Further to that, the US dollar’s fluctuation against other world currencies is another major factor affecting the Tropical dried fruit season. According to the Agency, a 6 to 7% variation of the Thailand baht currency against the US dollar makes it difficult to offer and conclude long term contracts. Apart from that, the world economy continues being unstable affecting demand which will in turn impact the pricing of QFN products. While Thailand’s small crop pineapple season generally runs from May to June, this year’s pineapple season was likely to finish by the end of April 2016. Following this, QFN company predicts this year’s supply of pineapple not to cope with the demand leaving pineapple prices slowly increasing from now on. Therefore, industry users of the dried pineapple are advised to ensure that they conclude the appropriate contracts by end of April. The pineapple season is expected to return late October/September this year.

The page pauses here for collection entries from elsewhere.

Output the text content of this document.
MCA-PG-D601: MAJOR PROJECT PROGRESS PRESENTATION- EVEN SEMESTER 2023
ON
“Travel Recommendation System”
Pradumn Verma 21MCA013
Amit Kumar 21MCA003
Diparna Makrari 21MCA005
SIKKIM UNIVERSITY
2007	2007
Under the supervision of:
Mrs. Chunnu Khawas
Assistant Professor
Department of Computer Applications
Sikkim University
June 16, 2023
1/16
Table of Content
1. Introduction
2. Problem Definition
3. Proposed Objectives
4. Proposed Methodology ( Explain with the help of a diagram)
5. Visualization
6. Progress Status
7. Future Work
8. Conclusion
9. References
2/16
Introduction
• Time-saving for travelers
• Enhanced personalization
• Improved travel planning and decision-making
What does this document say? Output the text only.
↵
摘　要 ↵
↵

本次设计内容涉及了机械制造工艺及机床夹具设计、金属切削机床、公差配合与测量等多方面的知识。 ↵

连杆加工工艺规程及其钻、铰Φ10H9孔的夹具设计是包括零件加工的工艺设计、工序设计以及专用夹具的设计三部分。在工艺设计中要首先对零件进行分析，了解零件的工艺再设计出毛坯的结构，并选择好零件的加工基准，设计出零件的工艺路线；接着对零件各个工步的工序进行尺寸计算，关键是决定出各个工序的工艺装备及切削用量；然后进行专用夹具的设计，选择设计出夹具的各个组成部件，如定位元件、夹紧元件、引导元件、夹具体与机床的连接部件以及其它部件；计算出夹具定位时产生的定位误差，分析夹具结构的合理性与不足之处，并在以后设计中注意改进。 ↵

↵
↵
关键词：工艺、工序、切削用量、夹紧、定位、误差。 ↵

Unlike the pineapple crop, the pineapple core is expected to be in large supply and available from now on up until the new season. This is as a result of Thailand’s canners who produced large volumes of canned pineapple since end of last year to meet existing contracts. This has left behind a large quantity of the pineapple core from their production. For added colour papaya, the QFN predicts the current raw materials to be available until July, 2016 and it is likely that there will be no problems if the rainy season arrives as normal. However, the current severe water shortage will cause inadequate water in a lot of plantation areas and risk their plants surviving until the rainy season arrives. Meanwhile, it is estimated that raw materials for the natural red papaya will be short for one to two months before the new crop arrives in October 2016. Despite that, a severe water shortage is a major problem to its raw materials in the coming season.
Differently, there will be no shortage during the already started mango season which has been immune to the water shortage. However, the extra cost of energy and labour to maintain water supply has pushed the price slightly higher than it was last year. In this case, production can only be performed until June for mango with no cane sugar added and mango with mango juice premium quality. Consequently, customers are advised by the QFN to keep requirements during the April-May/June 2016 period.

There will also be some three months of stable availability on materials for coconut chips, cantaloupe and star fruit. Others, such as dried apple, peach and pear will also have enough material until the new crop arrives in October. Similarly, the report further speculates that strawberry will have enough raw materials until new crop arrives also in October 2016 with the new strawberry season to start at the end of April/May. However, the company is negotiating with suppliers for better pricing since prices are higher than those of last year.